Она снова трясется, и я матерю себя за то, что заставляю ее стоять на холоде.

— Хочешь войти? — спрашиваю я, открывая дверь шире.

Пригнувшись, она проходит под моей рукой, держащей дверь. Я мягко закрываю ее и поворачиваюсь, спрятав руки в карманах, пока не вытворил нечто глупое и не схватил ее, прижав к себе. Сначала мне нужно узнать, почему она здесь. Может она пришла, чтобы лично отдать кольцо, чтобы не отправлять его почтой. Я не хочу давать себе надежду, до того как не узнаю наверняка.

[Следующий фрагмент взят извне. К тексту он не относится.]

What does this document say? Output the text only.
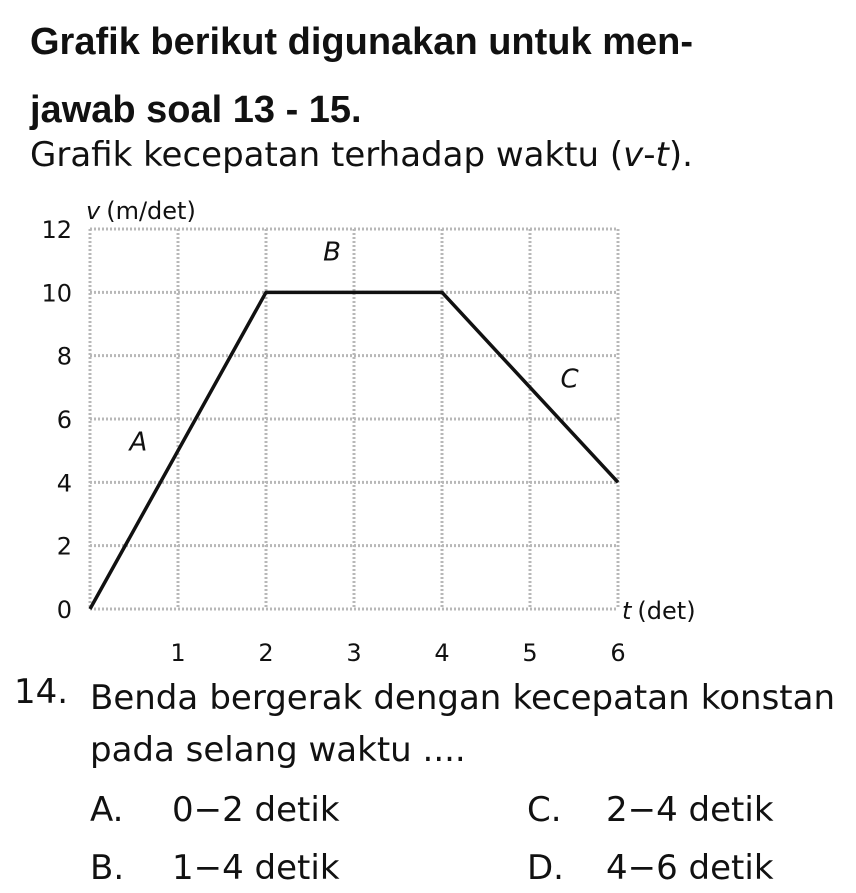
Grafik berikut digunakan untuk men-
jawab soal 13 - 15.
Grafik kecepatan terhadap waktu (v-t).
0
2
4
6
8
10
12
1	2	3	4	5	6
v (m/det)
t (det)
A
B
C
14. Benda bergerak dengan kecepatan konstan pada selang waktu ....
A. 0−2 detik
B. 1−4 detik
C. 2−4 detik
D. 4−6 detik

— Почему ты здесь, Ноэл? — я мягко спрашиваю, наблюдая за тем, как она осматривает мою гостиную.

— Твой дом красивый, — она говорит, не отвечая на мой вопрос. — Ты и правда живешь, черт знает где. Пришлось объехать пять разных дорог, чтобы найти твою.

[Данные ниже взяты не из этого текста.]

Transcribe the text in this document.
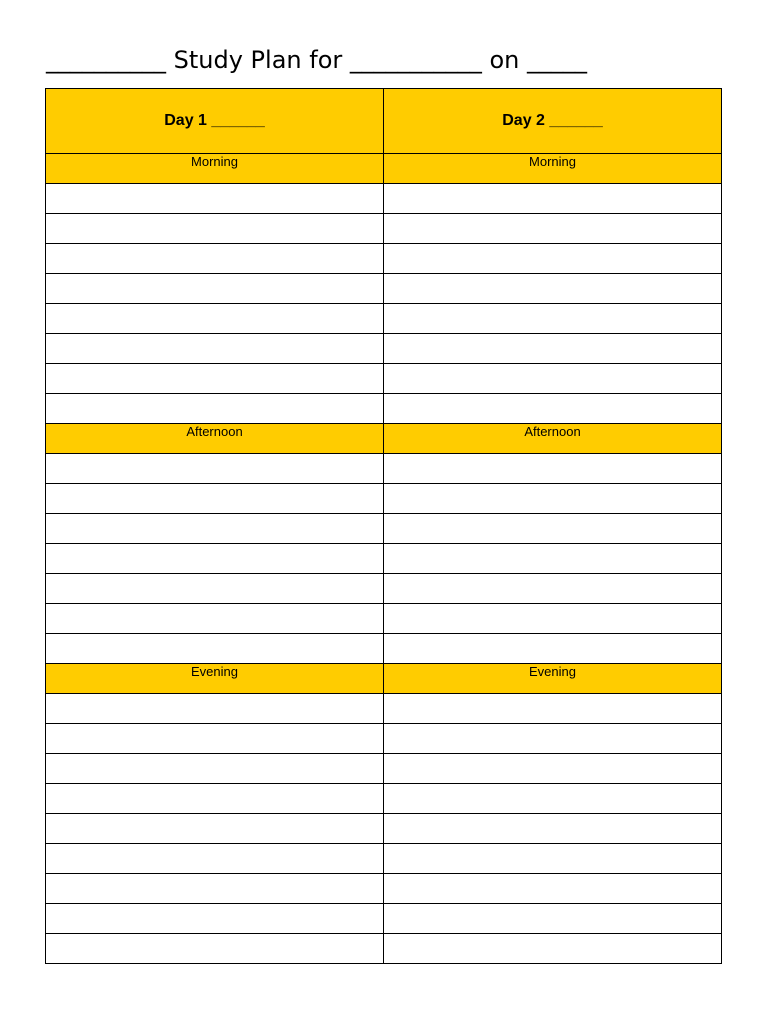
__________ Study Plan for ___________ on _____
Day 1 ______	Day 2 ______
Morning	Morning

Afternoon	Afternoon

Evening	Evening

Она смеется, и я вижу, как она нервничает, прикусывая нижнюю губу и неудобно скрестив руки.

Я держу рот на замке, и жду, пока она продолжит.

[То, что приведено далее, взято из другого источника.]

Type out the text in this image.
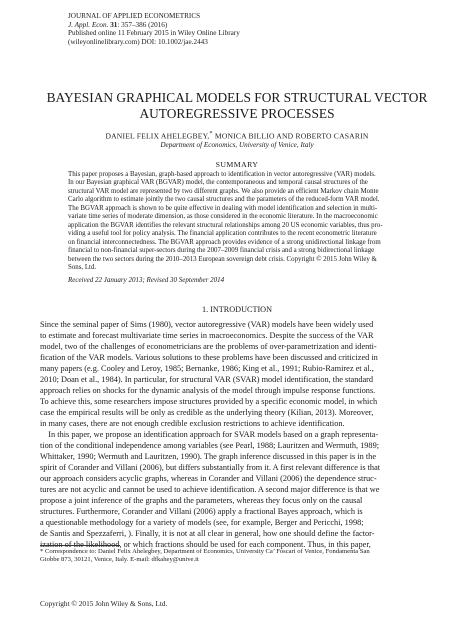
JOURNAL OF APPLIED ECONOMETRICS
J. Appl. Econ. 31: 357–386 (2016)
Published online 11 February 2015 in Wiley Online Library
(wileyonlinelibrary.com) DOI: 10.1002/jae.2443
BAYESIAN GRAPHICAL MODELS FOR STRUCTURAL VECTOR
AUTOREGRESSIVE PROCESSES
DANIEL FELIX AHELEGBEY,* MONICA BILLIO AND ROBERTO CASARIN
Department of Economics, University of Venice, Italy
SUMMARY
This paper proposes a Bayesian, graph-based approach to identification in vector autoregressive (VAR) models.
In our Bayesian graphical VAR (BGVAR) model, the contemporaneous and temporal causal structures of the
structural VAR model are represented by two different graphs. We also provide an efficient Markov chain Monte
Carlo algorithm to estimate jointly the two causal structures and the parameters of the reduced-form VAR model.
The BGVAR approach is shown to be quite effective in dealing with model identification and selection in multi-
variate time series of moderate dimension, as those considered in the economic literature. In the macroeconomic
application the BGVAR identifies the relevant structural relationships among 20 US economic variables, thus pro-
viding a useful tool for policy analysis. The financial application contributes to the recent econometric literature
on financial interconnectedness. The BGVAR approach provides evidence of a strong unidirectional linkage from
financial to non-financial super-sectors during the 2007–2009 financial crisis and a strong bidirectional linkage
between the two sectors during the 2010–2013 European sovereign debt crisis. Copyright © 2015 John Wiley &
Sons, Ltd.
Received 22 January 2013; Revised 30 September 2014
1. INTRODUCTION
Since the seminal paper of Sims (1980), vector autoregressive (VAR) models have been widely used
to estimate and forecast multivariate time series in macroeconomics. Despite the success of the VAR
model, two of the challenges of econometricians are the problems of over-parametrization and identi-
fication of the VAR models. Various solutions to these problems have been discussed and criticized in
many papers (e.g. Cooley and Leroy, 1985; Bernanke, 1986; King et al., 1991; Rubio-Ramirez et al.,
2010; Doan et al., 1984). In particular, for structural VAR (SVAR) model identification, the standard
approach relies on shocks for the dynamic analysis of the model through impulse response functions.
To achieve this, some researchers impose structures provided by a specific economic model, in which
case the empirical results will be only as credible as the underlying theory (Kilian, 2013). Moreover,
in many cases, there are not enough credible exclusion restrictions to achieve identification.
In this paper, we propose an identification approach for SVAR models based on a graph representa-
tion of the conditional independence among variables (see Pearl, 1988; Lauritzen and Wermuth, 1989;
Whittaker, 1990; Wermuth and Lauritzen, 1990). The graph inference discussed in this paper is in the
spirit of Corander and Villani (2006), but differs substantially from it. A first relevant difference is that
our approach considers acyclic graphs, whereas in Corander and Villani (2006) the dependence struc-
tures are not acyclic and cannot be used to achieve identification. A second major difference is that we
propose a joint inference of the graphs and the parameters, whereas they focus only on the causal
structures. Furthermore, Corander and Villani (2006) apply a fractional Bayes approach, which is
a questionable methodology for a variety of models (see, for example, Berger and Pericchi, 1998;
de Santis and Spezzaferri, ). Finally, it is not at all clear in general, how one should define the factor-
ization of the likelihood, or which fractions should be used for each component. Thus, in this paper,
* Correspondence to: Daniel Felix Ahelegbey, Department of Economics, University Ca’ Foscari of Venice, Fondamenta San
Giobbe 873, 30121, Venice, Italy. E-mail: dfkahey@unive.it
Copyright © 2015 John Wiley & Sons, Ltd.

— Прости, Сэм, мне так жаль, — она шепчет, делая шаг ко мне.

— За что? — я спрашиваю, сжимая руки в карманах, так сильно желая прикоснуться к ней, обнять ее и поцеловать эту нижнюю губу, которую она непрерывно кусает.

— Мне нужно было сказать тебе правду раньше. Мне жаль, что тебе пришлось участвовать в этом дерьме утром. Мне жаль, что Логан ворвался и испортил все.

Я пожимаю плечами, все еще отказываясь давать себе надежду на то, что она собирается сказать то, что я хочу больше всего.

— Все нормально. Мы знали, что это, в конечном счете, должно было закончиться, правда? Так вы, ребята, снова вместе теперь?

Это грубо и я знаю это, смотря, как она опускает голову и ее глаза наполняются слезами. Мои руки вылетают из карманов, и я сокращаю расстояние между нами, взяв ее лицо в ладони и поднимая ко мне.

— Почему ты плачешь? — спрашиваю.

Она всхлипывает и делает глубокий вздох, медленно выдыхая. Она поднимает руки и покрывает ими мои, держащие ее лицо, наклоняет голову в сторону.

— Я плачу, потому что я все испортила. Я облажалась и ты, наверное, ненавидишь меня, и я тебя не виню, но я люблю тебя, Сэм. Я тебя так сильно люблю и прости меня за то, что произошло утром. Я хотела бы вернуть все, вернуться на несколько дней назад и сказать тебе, что я люблю тебя, но я не могу, потому что я облажалась и прости меня, но…

Я прерываю ее, прижимая свои губы к ее, вздыхая от того, что я, наконец, снова пробую ее. Я отстраняюсь, пока не увлекся и смотрю на нее, улыбаясь.

— Скажи еще раз, — я шепчу.

— Я облажалась, — она говорит с заикающимся смехом, слезы падают с ее глаз на мои руки, все еще держащие ее лицо. — И я люблю тебя. Я так сильно влюблена в тебя, Сэм Стокинг.

Я делаю выдох, который я держал с того момента, как она начала говорить, закрываю глаза и прижимаюсь лбом к ее лбу.

— Я тоже люблю тебя, Ноэл Холидэй. Я думаю, что полюбил тебя с момента, когда впервые увидел тебя. Я тоже облажался. Я должен был сказать тебе раньше, и мы бы избежали все дерьмовое шоу этим утром. Я не должен был уезжать. Прости, что уехал.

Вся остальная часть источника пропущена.